Data plane. All subsequent I/O operates directly in the shared memory
segment with no kernel involvement. The SPSC ring uses
memory_order_acquire / memory_order_release atomics with amortized
batch publication: the shared head/tail indices are updated at most once
every 32 messages or on an explicit flush().
Hardware sympathy. Every control structure — message headers, atomic indices, watchdog flags — is padded to 64-byte or 128-byte boundaries. False sharing between producer and consumer cache lines is structurally impossible.

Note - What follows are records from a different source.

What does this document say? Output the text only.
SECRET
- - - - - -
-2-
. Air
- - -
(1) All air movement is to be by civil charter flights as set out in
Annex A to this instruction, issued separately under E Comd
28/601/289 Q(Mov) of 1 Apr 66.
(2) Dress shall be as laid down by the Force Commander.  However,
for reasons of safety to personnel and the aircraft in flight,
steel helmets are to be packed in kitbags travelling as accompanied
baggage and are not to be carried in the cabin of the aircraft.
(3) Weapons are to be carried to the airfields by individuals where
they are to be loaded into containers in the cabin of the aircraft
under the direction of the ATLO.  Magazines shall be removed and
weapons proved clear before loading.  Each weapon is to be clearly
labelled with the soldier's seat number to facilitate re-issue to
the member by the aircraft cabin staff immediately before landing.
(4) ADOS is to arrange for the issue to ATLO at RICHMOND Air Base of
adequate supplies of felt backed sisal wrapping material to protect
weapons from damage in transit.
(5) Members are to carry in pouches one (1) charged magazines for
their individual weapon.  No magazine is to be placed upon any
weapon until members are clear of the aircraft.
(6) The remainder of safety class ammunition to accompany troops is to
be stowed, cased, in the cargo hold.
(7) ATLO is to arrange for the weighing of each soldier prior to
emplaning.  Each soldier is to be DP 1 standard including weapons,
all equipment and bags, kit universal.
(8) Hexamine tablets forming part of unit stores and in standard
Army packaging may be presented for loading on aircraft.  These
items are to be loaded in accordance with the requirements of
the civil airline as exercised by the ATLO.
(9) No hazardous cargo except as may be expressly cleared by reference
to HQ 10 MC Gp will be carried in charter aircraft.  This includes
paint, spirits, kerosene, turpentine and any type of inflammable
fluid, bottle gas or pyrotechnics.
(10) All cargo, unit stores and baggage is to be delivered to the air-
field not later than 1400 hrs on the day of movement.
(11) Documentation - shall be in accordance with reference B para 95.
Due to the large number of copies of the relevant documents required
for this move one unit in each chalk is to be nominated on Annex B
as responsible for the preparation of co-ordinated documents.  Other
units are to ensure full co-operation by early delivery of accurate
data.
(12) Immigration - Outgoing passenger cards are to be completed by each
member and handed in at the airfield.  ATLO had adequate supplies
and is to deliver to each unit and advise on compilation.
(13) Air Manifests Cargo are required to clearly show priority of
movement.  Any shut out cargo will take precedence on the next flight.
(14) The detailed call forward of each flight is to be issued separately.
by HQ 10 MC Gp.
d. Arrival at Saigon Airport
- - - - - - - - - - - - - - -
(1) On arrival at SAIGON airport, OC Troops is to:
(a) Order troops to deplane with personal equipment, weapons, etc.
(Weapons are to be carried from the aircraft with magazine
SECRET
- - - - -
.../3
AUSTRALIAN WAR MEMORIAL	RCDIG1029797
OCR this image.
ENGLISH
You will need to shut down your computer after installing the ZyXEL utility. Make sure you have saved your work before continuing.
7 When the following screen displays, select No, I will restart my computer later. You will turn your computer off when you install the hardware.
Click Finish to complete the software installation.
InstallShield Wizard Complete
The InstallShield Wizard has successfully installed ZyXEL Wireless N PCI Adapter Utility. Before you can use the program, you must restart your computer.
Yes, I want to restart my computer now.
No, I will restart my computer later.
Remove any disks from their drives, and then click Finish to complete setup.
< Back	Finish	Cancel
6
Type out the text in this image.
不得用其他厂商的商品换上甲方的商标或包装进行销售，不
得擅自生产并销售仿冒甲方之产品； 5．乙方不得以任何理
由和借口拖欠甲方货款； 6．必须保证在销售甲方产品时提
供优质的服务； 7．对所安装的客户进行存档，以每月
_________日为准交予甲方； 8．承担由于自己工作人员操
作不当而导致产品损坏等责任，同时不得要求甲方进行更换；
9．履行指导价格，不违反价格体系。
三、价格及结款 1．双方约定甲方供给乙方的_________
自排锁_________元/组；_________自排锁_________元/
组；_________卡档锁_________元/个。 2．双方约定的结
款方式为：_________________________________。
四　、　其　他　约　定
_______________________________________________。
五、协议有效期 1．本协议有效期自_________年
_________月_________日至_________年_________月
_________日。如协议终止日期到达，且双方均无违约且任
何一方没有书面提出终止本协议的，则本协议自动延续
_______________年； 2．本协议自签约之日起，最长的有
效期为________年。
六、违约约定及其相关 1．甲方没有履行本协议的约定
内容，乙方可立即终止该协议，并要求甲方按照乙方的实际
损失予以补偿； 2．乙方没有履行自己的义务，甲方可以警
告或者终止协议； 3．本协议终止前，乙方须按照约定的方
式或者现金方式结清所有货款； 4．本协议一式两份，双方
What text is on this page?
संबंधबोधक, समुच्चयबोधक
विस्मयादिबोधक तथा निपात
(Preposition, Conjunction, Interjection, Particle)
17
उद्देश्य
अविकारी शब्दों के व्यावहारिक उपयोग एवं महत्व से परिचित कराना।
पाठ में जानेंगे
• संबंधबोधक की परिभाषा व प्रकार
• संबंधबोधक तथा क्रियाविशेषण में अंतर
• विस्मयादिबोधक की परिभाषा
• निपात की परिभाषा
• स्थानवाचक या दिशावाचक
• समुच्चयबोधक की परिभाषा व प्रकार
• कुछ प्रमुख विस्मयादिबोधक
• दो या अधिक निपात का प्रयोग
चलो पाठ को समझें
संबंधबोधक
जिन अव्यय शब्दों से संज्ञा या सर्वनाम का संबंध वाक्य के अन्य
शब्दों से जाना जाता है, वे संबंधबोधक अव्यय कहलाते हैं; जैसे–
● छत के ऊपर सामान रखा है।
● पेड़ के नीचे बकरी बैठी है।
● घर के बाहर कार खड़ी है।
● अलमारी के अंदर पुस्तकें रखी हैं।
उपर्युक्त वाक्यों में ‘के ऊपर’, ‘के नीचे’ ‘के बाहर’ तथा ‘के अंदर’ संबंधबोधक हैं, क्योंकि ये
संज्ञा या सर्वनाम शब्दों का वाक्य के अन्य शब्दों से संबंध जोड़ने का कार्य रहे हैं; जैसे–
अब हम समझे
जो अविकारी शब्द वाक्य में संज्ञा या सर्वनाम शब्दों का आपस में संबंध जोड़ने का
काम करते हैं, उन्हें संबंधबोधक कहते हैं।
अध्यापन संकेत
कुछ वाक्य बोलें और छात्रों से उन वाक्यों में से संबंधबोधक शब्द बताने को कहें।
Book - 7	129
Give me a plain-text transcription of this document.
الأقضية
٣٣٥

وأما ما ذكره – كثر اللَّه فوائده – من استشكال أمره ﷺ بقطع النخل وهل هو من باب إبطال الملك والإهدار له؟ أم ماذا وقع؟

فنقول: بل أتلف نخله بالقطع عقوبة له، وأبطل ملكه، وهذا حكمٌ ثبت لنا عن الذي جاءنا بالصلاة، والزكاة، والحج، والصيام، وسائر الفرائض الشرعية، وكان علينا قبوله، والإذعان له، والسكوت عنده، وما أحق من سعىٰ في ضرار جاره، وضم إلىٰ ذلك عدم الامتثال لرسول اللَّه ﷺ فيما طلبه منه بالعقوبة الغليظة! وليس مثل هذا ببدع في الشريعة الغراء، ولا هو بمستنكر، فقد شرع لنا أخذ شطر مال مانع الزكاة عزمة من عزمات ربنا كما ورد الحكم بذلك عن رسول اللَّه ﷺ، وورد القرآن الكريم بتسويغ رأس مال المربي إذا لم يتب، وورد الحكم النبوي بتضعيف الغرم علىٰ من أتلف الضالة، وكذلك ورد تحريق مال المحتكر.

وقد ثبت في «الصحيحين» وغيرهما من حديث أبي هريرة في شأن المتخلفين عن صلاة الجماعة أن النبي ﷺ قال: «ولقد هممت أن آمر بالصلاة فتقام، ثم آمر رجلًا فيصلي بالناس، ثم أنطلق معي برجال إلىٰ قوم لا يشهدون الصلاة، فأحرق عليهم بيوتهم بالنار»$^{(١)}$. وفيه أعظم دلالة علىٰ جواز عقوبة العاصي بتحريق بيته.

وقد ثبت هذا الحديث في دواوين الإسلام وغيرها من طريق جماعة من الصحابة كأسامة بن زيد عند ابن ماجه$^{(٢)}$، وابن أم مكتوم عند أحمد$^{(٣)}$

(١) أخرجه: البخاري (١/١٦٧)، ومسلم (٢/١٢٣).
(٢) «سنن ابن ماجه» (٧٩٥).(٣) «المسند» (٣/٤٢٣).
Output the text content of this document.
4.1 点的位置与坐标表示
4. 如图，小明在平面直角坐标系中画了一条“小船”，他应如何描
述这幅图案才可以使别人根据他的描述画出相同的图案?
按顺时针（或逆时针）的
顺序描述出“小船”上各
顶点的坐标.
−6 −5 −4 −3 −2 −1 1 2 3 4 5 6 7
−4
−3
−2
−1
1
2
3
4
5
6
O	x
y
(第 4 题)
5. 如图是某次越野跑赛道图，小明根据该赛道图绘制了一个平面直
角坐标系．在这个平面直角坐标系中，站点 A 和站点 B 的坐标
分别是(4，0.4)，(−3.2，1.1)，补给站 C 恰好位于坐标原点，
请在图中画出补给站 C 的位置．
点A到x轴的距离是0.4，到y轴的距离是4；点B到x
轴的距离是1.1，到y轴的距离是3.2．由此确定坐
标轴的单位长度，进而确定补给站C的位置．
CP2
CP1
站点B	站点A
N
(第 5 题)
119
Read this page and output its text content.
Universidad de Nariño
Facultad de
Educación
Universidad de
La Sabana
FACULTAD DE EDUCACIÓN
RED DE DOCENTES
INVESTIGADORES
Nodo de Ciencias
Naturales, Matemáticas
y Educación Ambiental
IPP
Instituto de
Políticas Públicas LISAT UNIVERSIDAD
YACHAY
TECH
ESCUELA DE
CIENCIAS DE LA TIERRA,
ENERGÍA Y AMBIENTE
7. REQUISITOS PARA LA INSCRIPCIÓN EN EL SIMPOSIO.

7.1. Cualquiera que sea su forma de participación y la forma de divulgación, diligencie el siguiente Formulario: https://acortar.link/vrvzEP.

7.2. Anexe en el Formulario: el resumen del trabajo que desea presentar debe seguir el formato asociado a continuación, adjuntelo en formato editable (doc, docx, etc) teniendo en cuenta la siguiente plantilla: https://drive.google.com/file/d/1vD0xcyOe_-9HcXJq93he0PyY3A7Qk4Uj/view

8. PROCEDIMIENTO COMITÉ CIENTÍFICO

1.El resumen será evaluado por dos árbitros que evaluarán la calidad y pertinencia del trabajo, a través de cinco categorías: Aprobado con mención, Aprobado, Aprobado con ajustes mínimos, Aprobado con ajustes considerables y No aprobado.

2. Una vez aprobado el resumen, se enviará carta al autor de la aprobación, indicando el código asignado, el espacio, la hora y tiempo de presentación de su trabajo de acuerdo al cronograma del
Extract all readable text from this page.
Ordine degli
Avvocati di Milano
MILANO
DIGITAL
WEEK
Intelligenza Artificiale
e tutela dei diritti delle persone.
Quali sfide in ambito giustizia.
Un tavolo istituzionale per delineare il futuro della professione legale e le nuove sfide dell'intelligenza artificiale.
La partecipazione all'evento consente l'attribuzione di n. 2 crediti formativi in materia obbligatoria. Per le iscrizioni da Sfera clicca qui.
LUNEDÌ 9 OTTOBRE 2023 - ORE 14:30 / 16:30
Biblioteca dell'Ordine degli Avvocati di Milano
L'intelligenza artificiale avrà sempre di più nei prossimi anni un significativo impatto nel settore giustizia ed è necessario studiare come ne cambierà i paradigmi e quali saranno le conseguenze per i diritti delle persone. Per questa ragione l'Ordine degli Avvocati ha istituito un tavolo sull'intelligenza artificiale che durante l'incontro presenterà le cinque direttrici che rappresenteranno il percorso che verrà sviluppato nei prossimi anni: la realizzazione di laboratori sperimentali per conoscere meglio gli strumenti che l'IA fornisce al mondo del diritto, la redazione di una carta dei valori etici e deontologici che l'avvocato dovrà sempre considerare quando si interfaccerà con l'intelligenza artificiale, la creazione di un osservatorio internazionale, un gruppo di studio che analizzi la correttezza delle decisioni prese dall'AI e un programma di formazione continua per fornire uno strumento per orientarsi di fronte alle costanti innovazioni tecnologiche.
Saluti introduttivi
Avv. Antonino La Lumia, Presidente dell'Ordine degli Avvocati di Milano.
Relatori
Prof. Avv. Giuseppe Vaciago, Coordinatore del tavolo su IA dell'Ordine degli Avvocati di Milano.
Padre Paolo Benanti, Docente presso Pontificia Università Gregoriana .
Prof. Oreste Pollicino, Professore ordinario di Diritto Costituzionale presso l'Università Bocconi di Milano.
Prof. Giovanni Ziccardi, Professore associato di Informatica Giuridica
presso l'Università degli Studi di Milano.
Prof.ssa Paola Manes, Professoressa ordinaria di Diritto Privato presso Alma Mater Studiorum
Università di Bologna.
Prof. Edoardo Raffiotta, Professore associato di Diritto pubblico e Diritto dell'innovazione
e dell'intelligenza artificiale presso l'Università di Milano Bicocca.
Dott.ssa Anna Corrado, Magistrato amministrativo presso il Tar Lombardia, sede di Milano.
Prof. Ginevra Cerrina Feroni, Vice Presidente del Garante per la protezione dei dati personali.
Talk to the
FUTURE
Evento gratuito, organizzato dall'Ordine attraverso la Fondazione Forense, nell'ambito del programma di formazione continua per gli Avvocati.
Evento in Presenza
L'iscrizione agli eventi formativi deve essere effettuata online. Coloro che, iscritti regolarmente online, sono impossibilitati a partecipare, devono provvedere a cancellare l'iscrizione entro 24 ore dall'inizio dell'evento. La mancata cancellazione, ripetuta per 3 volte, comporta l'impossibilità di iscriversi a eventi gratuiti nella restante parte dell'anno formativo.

Hybrid wait strategy. The consumer spins for a bounded threshold
(cpu_relax()), then sleeps via SYS_futex (Linux) or __ulock_wait
(macOS) with a 200 ms watchdog timeout. Kernel sleeps are bounded so the
thread periodically returns to the host runtime to process signals.
Zero-copy contract. C++ and Rust expose raw pointers or slices tied to
the ring buffer lifetime. Python surfaces the buffer protocol
(memoryview) and DLPack (__dlpack__), allowing PyTorch, JAX, and NumPy
to consume payloads directly from shared memory without copying.
For wire protocol details and ABI guarantees → ABI.md.
For socket lifecycle, supervision patterns, and capacity sizing → INTEGRATION.md.
| Component | Minimum |
|---|---|
| OS | Linux 5.10+ (primary), macOS 13+ (tier-2) |
| Compiler | GCC 14+ or Clang 17+ |
| CMake | 3.31+ |
| Python | 3.10+ |
| Rust | stable (2024 edition) |